At the equator and regions close to the equator, the stratosphere is higher — 18 km and above — where existing aircraft can’t fly. In polar and extratropical regions, the boundary between the troposphere (the lowermost layer of the atmosphere) and stratosphere, called the tropopause, is at a lower altitude than over the equator or subtropics. This means existing jets can reach the stratosphere at these close-to-polar regions.
“Higher altitude injection is generally more effective because the particles stay in the stratosphere for longer,” anywhere between months or years, Duffey said. In contrast, particles released at lower altitudes are more likely to be caught in clouds and washed out by rain.
Despite this, researchers are exploring low-altitude SAI because spraying particles at lower heights is technically less challenging and doesn’t require specially designed high-altitude aircraft, also making the approach potentially more accessible and cost-effective.
Even when using existing aircraft for this mission, various modifications are necessary, according to Duffey. An August 2024 study said aircraft like the Boeing 777F would have to be modified to install insulated double-walled pressurised tanks to ensure the safe transport of aerosols and maintain the desired temperature during flight.
Time-, cost-effective
The new study’s researchers simulated various particle-injection strategies. Using the UK’s Earth System Model 1 (UKESM1), a computer model of the climate, they simulated the “spraying” of sulphur dioxide at different altitudes, latitudes, and seasons.
The team found that injecting 12 million tonnes of sulphur dioxide every year at an altitude of 13 km in the local spring and summer seasons of each hemisphere could cool the planet by approximately 0.6º C. The spray quantity is comparable to the amount added to the atmosphere by the Mount Pinatubo volcano in 1991.
For cooling by 1º C, their models suggested spraying 21 million tonnes of sulphur dioxide a year. If the particles were injected at an even higher altitude in the subtropics, only 7.6 million tonnes would be required annually to achieve the same effect.
An added advantage is that this technique could begin sooner than conventional higher altitude methods because designing and building specialised aircraft meant for flying 20 km and above requires almost a decade and several billion dollars in capital expenses. Modifying existing aircraft can be faster and cheaper.
Is it worth the risk?
But while there are some benefits to this method, using three times the usual amount of aerosols carries greater risk. “There are lots of important risks and side-effects related to SAI, including social and geopolitical risks, as well as direct side-effects such as delayed recovery of the ozone hole and acid rain,” Duffey said.

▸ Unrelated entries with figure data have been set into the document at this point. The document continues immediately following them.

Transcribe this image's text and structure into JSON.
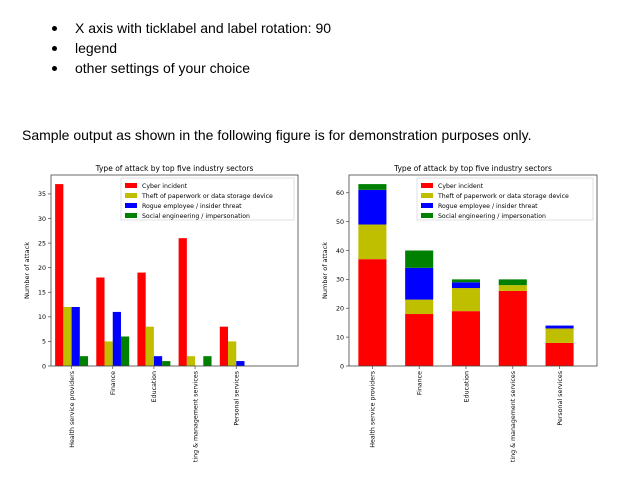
{
  "bullets": [
    "X axis with ticklabel and label rotation: 90",
    "legend",
    "other settings of your choice"
  ],
  "paragraph": "Sample output as shown in the following figure is for demonstration purposes only.",
  "colors": {
    "Cyber incident": "#ff0000",
    "Theft of paperwork or data storage device": "#bfbf00",
    "Rogue employee / insider threat": "#0000ff",
    "Social engineering / impersonation": "#008000"
  },
  "chart_data": [
    {
      "type": "bar",
      "mode": "grouped",
      "title": "Type of attack by top five industry sectors",
      "ylabel": "Number of attack",
      "xlabel": "",
      "categories": [
        "Health service providers",
        "Finance",
        "Education",
        "ting & management services",
        "Personal services"
      ],
      "yticks": [
        0,
        5,
        10,
        15,
        20,
        25,
        30,
        35
      ],
      "ylim": [
        0,
        38.85
      ],
      "legend": "top-right",
      "grid": false,
      "series": [
        {
          "name": "Cyber incident",
          "values": [
            37,
            18,
            19,
            26,
            8
          ]
        },
        {
          "name": "Theft of paperwork or data storage device",
          "values": [
            12,
            5,
            8,
            2,
            5
          ]
        },
        {
          "name": "Rogue employee / insider threat",
          "values": [
            12,
            11,
            2,
            0,
            1
          ]
        },
        {
          "name": "Social engineering / impersonation",
          "values": [
            2,
            6,
            1,
            2,
            0
          ]
        }
      ]
    },
    {
      "type": "bar",
      "mode": "stacked",
      "title": "Type of attack by top five industry sectors",
      "ylabel": "Number of attack",
      "xlabel": "",
      "categories": [
        "Health service providers",
        "Finance",
        "Education",
        "ting & management services",
        "Personal services"
      ],
      "yticks": [
        0,
        10,
        20,
        30,
        40,
        50,
        60
      ],
      "ylim": [
        0,
        66.15
      ],
      "legend": "top-right",
      "grid": false,
      "series": [
        {
          "name": "Cyber incident",
          "values": [
            37,
            18,
            19,
            26,
            8
          ]
        },
        {
          "name": "Theft of paperwork or data storage device",
          "values": [
            12,
            5,
            8,
            2,
            5
          ]
        },
        {
          "name": "Rogue employee / insider threat",
          "values": [
            12,
            11,
            2,
            0,
            1
          ]
        },
        {
          "name": "Social engineering / impersonation",
          "values": [
            2,
            6,
            1,
            2,
            0
          ]
        }
      ]
    }
  ]
}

The cooling effect will also be more pronounced in polar regions rather than in the tropics, where warming is more severe.

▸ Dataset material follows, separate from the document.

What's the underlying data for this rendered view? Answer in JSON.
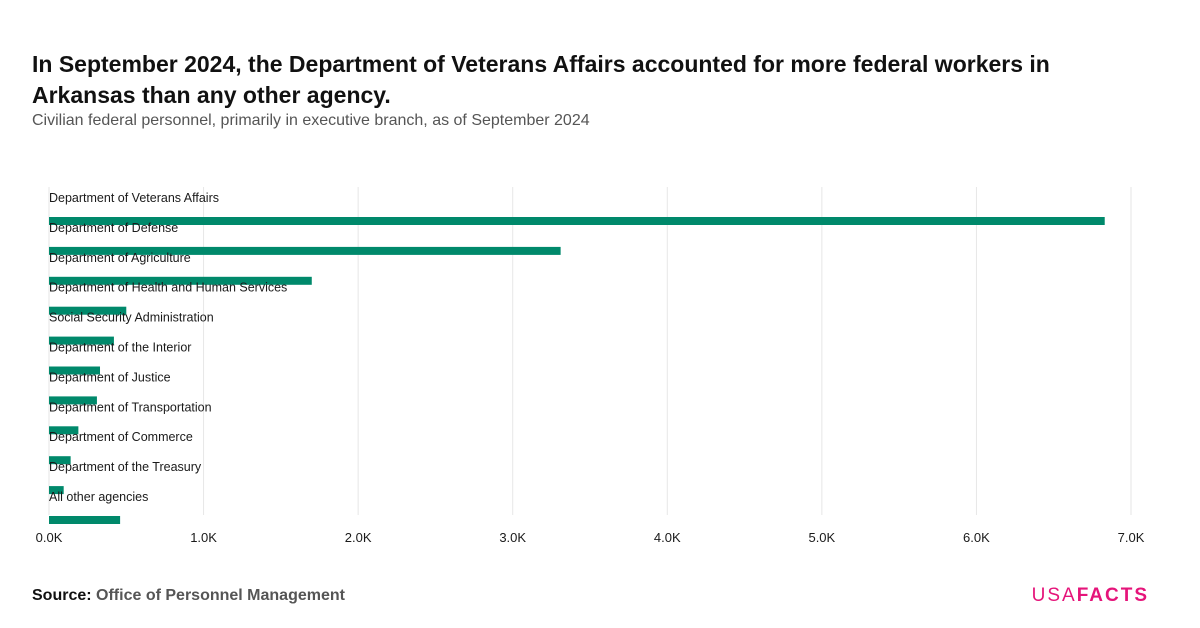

Duffey also stressed that the cooling effect wouldn’t reverse climate change. The cooling may also have some other ecological effects but it would also introduce new challenges. As The Hindu reported recently, the cooling could mask warming on the ground and make countries complacent about curtailing emissions.
SAI is also controversial because its effects are global: if one country injects aerosols into the stratosphere, all countries will be affected and not always in a good way. In 2021, the US National Academies of Sciences, Engineering, and Medicine recommended the US government fund solar geoengineering research with a focus on transparency. But a year later, an international coalition of scholars called for a moratorium on solar geoengineering R&D because the technology is “ungovernable in a fair, democratic and effective manner”.
Duffey also said the team’s results were limited by the number of simulations they conducted and that they’re working on a better follow-up study.
Shreejaya Karantha is a freelance science writer.